Perhaps not surprisingly, when these less accurate models are used to create the remaining (300 +) data for the full factorial matrix, and are incorporated into the BPNN, the mean deviations tend very closely to those for the sources of these additional data (6.7% and 6.8% for data added from the empirical model, 9.15% and 7.1% for the second-order regression). Thus, the predictive accuracies (mean and maximum deviations) for the BPNN based on limited data are not improved.
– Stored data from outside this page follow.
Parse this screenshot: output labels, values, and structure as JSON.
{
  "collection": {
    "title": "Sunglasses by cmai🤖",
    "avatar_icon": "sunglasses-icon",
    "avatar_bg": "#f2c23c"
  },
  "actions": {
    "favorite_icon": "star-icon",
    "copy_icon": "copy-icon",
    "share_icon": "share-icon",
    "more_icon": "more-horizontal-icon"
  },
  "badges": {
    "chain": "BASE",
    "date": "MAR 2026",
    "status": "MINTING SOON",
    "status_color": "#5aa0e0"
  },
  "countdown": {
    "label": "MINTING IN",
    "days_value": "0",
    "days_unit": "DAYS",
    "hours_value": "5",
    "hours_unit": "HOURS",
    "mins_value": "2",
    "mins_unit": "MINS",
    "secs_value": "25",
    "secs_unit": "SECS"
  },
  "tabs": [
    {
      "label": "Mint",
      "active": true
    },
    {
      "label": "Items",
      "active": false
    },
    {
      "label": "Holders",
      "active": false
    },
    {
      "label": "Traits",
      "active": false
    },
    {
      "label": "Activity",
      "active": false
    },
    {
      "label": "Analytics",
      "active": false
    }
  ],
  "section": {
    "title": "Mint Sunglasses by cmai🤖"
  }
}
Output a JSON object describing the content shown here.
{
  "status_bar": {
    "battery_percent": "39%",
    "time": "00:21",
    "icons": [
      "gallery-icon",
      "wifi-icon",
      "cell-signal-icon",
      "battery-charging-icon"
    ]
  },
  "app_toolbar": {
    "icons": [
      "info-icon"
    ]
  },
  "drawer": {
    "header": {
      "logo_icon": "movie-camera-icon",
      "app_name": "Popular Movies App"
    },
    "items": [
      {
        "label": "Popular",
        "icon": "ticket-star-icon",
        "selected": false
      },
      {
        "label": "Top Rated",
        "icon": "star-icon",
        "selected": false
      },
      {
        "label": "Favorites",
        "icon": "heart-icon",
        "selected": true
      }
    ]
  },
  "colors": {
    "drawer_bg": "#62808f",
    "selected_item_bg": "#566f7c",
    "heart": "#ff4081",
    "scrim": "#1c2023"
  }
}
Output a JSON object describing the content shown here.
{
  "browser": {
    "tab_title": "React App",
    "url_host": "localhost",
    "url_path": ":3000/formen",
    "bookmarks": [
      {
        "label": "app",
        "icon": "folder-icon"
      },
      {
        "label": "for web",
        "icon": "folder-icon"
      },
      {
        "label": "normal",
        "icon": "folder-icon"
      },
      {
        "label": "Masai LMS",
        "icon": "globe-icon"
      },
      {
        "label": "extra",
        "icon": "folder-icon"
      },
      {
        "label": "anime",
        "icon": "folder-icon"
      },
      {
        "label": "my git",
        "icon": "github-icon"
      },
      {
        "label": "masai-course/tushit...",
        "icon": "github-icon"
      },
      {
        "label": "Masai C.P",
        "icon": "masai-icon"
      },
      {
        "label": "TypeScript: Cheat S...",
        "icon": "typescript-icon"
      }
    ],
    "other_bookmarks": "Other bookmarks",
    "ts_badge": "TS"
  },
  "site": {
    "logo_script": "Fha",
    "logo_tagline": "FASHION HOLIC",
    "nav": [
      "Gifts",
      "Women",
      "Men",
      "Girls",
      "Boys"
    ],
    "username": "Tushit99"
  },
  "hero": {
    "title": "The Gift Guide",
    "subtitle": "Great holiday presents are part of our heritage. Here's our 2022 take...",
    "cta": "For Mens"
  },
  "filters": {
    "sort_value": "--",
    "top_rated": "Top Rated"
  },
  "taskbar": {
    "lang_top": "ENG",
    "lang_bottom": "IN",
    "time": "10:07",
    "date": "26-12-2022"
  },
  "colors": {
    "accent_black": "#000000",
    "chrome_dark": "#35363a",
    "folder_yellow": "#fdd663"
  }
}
It was possible to demonstrate that with a model providing virtual data that is more accurate than a BPNN model derived from very limited experimental data points, the accuracy of the BPNN could be improved. This was achieved by having highly scattered and very limited initial data, it could also be the case for data derived from highly accurate numerical simulations or very well established empirical models from the literature. However, with accurate and simple models or simulations available, the rational for developing a BPNN is greatly diminished.

4 Conclusions

This paper shows that beam probing plays an important role in predicting EBW penetration depth. In addition to accelerating voltage, beam current and welding speed, accurate measurement of beam radius and focal position, using beam probing technology, significantly improves the accuracy of model predictions based on an empirical equation, a second-order regression and an artificial neural network. For a linear EB power density ranging from 86 to 324 J/mm, the mean absolute deviations for an ANN model with inputs for beam radius and focal position were as low as 4.5%, lower than those for an analytical model (6.7%) and a second-order regression model (4.9%) and were more reliable. They were found to be close to the estimated 4% variability in the process and its measurement.

The size of the training data set was found to influence the accuracy of model predictions. By using a design of experiment method to choose the parameters, a minimum of 36 data points was deemed necessary, for this problem, to ensure the ANN prediction was as accurate as reasonably achievable (compared to the variability in the process and its measurement). By using the beam probing technology and using the additional input measurements of beam focal position and shape, the number of data points required to train neural network models with the same level of prediction accuracy is reduced, in this case, by more than 60%. Adding virtual data generated by less reliable analytical or regression models did not improve the predictive capability for the ANN developed in this study.